Caberá pois ao Tribunal, em cada caso concreto, dizer se o dano é ou não merecedor de tutela jurídica.
Quanto ao cálculo do montante da indemnização por danos não patrimoniais, é sempre feito com base em critérios de equidade, atendendo ao grau de culpabilidade do responsável, à sua situação económica e à do lesado, deve ser proporcional à gravidade do dano, tomando em conta na sua fixação todas as regras da justa medida das coisas e de criteriosa ponderação das realidades da vida (vidé, Profs. Pires Lima e Antunes Varela in «Código Civil Anotado, Vol. I, 4ª ed., pág. 501»).
Como escreveu Vaz Serra (BMJ 38º, p. 83) “a satisfação ou compensação dos danos morais não é uma verdadeira indemnização, no sentido de um equivalente do dano, isto é, de um valor que reponha as coisas no seu estado anterior à lesão. Trata-se de dar ao lesado uma satisfação ou compensação do dano sofrido, uma vez que esta, sendo ofensa moral, não é susceptível de equivalente”.
Não visando a indemnização o enriquecimento do lesado à custa do autor do facto ilícito nem a restauração natural da situação anterior à lesão, impossível, pela natureza das coisas, mas apenas proporcionar uma compensação pelo sofrimento causado, ou proporcionar uma quantia susceptível, de alguma forma de proporcionar um “quantum de prazer” que neutralize, quanto possível, o sofrimento causado.
Vejamos no caso em apreço, se temos factos e danos a considerar para o efeito, levando assim à condenação do demandado.
É certo que os demandantes, apesar de sumariamente alegarem prejuízos resultantes da invasão e destruição da sua propriedade, causadores de danos morais, não os consubstanciaram em factos concretos e específicos que permitam ao tribunal proceder à sua avaliação.
Mas mais do que isso, ainda que os tivessem alegado, não apresentaram qualquer testemunha ou documento, que pudessem servir de suporte à sua pretensão.
Aliás, em julgamento, instados a concretizarem tais prejuízos, referiram unicamente o abuso do demandado na invasão do seu prédio e os aborrecimentos que tiveram, sem precisarem quais.
Pelo exposto e sem necessidade de mais considerações, e porque não dispomos de base factual e prova, que era um ónus dos demandantes, teremos que absolver o demandado do pedido formulado por aqueles.
Sendo certo, que o demandado num gesto de arrependimento, além de pedir desculpa aos demandantes, propôs-se pagar um valor pelos incómodos causados, que não foi por estes aceite.

3. Decisão
Face ao que antecede e às disposições legais aplicáveis, julgo a presente acção parcialmente improcedente por não provada e, em consequência absolvo o demandado do pedido de indemnização por danos morais contra si formulado.
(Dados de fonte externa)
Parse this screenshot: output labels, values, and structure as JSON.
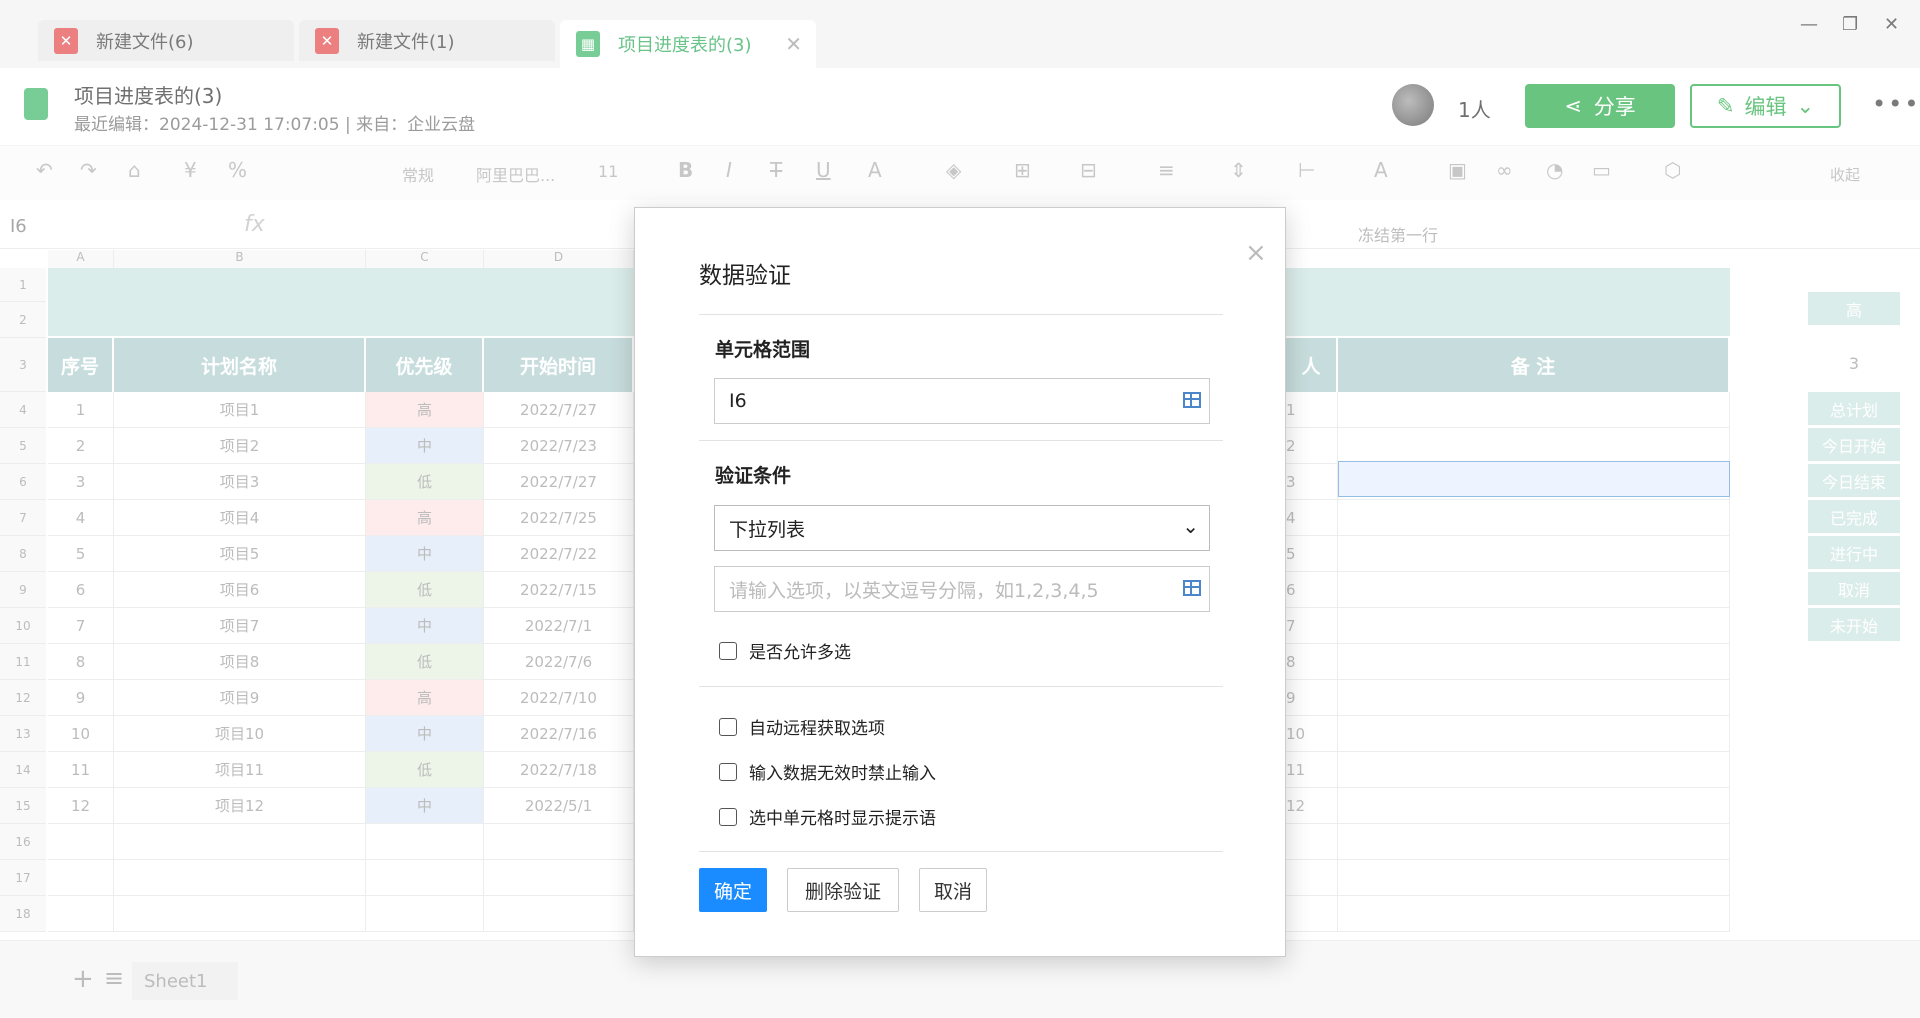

Custas a cargo da demandante, (no valor de 35,00 euros, a pagar no prazo de três dias úteis, a contar da presente data, sob pena do pagamento de uma sobretaxa de 10,00 euros, por cada dia de atraso) como parte vencida, com o respectivo reembolso aos demandados, em conformidade com os Art.8º e 10º da portaria nº1456/2001 de 28 de Dezembro, o n.º 10 com a redacção dada pelo art. único da Port. n.º 209/2005, de 24-02).
Esta sentença foi ditada na presença de todos os presentes, considerando-se dela pessoalmente notificados.
Notifique o demandado ausente.

Vila nova de Poiares, 23 de Agosto de 2006
A Juíza de Paz,
(Filomena Matos)
Processado por meios informáticos e
revisto pela signatária. Verso em branco.